Breezeway House

Surf vibes abound with the brilliant looking Breezeway House from David Boyle Architect. Located in MacMasters Beach in Australia, this spectacular piece of modern architecture has 231m² of functional living space and boasts many design flourishes that help to set it apart from the competition. With this majestic looking home, refuge and prospect can be seen in the garden between the pine trees and the figs. It delivers a joyous and engaging destination for escapes by the beach, where shelter, shade and connection to the landscape are the name of the game.

The expertly designed home is one of the most eye-catching we’ve seen in a while and Breezeway House is positioned on a complicated subdivided block with trapezoidal boundaries, cross easements and significant cross-fall. The linear building form is stretched across the southern boundary and allows for a series of gardens to buffer neighbouring buildings as well as reduce the visibility of the house from the street.

Quality Materials Throughout

The materials used in Breezeway House are natural and durable, where the hand and craft of the maker is clear to see throughout the structure and detailing of the home. Consideration has been given to the experience of a beach house and has informed a poetic response to place making throughout the site. The rhythm of the structural grid delivers an impressive and pleasing logic to the spatial arrangement, along with an innovative twist in the upper level roof form which echoes the Headlands at either end of MacMasters Beach.

Steel posts can be found suspended from concrete slabs and are concealed, braced by infill brickwork, and clad externally and internally within the breezeway with striking, charred tongue and groove timber. On the inside of Breezeway House from David Boyle Architect, you’ll find a timber-lined breezeway that spans the full length of the property.
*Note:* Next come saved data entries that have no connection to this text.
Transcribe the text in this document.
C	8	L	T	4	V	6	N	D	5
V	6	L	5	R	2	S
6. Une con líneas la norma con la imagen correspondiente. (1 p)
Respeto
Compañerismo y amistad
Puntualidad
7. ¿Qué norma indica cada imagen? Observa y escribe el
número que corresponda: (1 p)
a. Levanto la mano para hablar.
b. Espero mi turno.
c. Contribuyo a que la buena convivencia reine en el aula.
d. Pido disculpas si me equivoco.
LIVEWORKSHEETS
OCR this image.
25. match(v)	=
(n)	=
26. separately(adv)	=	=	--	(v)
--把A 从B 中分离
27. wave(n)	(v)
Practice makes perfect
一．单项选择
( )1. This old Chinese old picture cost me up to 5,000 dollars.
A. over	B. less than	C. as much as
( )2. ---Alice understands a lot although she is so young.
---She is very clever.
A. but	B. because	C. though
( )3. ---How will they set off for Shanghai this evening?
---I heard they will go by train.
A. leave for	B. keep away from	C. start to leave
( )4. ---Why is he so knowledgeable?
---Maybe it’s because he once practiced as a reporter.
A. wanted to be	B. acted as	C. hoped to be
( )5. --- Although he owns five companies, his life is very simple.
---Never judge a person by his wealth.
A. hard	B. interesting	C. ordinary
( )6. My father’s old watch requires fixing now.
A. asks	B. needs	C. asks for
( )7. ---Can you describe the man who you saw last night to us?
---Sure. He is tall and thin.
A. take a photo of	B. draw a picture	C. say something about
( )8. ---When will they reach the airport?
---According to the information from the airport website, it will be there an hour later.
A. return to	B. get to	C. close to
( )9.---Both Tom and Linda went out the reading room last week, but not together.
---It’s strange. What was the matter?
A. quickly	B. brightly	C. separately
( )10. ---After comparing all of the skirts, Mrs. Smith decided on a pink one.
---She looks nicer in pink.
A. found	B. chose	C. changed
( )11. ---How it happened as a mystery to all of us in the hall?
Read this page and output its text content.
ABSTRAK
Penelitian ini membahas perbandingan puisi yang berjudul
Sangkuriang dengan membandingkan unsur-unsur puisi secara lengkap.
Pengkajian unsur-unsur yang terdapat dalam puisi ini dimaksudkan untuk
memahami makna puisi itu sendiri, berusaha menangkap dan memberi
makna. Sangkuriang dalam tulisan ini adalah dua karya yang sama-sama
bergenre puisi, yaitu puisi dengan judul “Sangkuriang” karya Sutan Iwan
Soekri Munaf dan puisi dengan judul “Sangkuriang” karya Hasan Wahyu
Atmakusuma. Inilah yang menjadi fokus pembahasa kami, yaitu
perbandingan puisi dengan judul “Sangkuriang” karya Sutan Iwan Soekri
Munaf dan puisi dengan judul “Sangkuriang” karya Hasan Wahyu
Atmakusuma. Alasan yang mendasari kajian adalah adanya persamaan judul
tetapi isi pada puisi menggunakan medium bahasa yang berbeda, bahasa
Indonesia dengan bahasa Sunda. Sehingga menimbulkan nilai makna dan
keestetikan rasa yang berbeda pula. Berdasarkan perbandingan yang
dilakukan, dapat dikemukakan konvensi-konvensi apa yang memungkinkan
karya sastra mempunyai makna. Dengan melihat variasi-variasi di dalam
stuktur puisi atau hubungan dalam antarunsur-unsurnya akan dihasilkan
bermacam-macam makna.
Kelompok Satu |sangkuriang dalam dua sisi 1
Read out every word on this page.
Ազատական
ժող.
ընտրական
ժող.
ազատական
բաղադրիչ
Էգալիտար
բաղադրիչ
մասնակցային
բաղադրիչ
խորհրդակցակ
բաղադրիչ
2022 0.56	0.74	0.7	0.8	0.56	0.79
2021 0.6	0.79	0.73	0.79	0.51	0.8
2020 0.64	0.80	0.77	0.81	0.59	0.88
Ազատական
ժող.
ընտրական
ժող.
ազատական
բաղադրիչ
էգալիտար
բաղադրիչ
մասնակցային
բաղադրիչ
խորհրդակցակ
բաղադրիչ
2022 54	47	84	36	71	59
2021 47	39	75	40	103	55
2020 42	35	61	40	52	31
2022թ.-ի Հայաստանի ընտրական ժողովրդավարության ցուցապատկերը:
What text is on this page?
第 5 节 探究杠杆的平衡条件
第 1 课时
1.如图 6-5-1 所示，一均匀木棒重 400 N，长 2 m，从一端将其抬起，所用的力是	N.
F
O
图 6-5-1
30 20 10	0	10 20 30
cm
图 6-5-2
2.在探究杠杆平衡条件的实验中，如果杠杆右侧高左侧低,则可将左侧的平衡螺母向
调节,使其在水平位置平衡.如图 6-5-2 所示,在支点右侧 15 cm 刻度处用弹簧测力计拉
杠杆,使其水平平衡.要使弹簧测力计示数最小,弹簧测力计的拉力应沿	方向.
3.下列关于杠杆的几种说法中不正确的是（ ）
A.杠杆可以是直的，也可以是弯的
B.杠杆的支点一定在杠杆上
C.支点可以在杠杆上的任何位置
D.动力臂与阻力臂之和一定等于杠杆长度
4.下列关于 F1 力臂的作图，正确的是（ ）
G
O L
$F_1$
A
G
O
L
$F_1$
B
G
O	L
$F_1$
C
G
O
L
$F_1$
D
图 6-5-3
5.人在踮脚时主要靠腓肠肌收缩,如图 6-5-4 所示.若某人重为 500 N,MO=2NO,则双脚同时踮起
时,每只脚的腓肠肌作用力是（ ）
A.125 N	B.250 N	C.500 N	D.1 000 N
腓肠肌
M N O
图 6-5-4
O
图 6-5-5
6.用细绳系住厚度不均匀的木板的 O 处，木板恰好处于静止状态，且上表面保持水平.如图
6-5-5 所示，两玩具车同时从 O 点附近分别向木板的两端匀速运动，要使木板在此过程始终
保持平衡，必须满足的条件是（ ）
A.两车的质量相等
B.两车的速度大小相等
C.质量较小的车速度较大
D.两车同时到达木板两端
It delivers a versatile, flexible space for the movement of air, people, and light.

This carefully crafted timber spine of Breezeway House warmly welcomes occupants and ensures there is easy access to dynamic bedroom spaces that can open to each other as well as to a series of semi-enclosed garden rooms. Surface sliding doors, high level sliding panels and louvres are included to add to a spatial ambiguity between being interiors and exteriors of the home, which is reflected in its materiality. The breezeway continues through to a balcony amongst the canopy of the fig trees and is supported above the ground by an imposing, self-bracing bent steel post.

Impressive Interiors

The openings of Breezeway House are carefully positioned to screen existing and any future neighbours, capture breezes and frame the amazing views of the headland. Two master bedrooms, twin interconnected bunk rooms allow for the flexibility of one, two or three family groups to simultaneously enjoy the space of the house.

There is a multi-purpose playroom, plenty of seating areas, storage spaces and numerous outdoor spaces deliver plenty of chances for relaxing retreat as well as for gathering with friends. Preference was given to materials that are natural, sustainable, robust and playful, which emphasises moments of craft, patterns and texture to be discovered over time.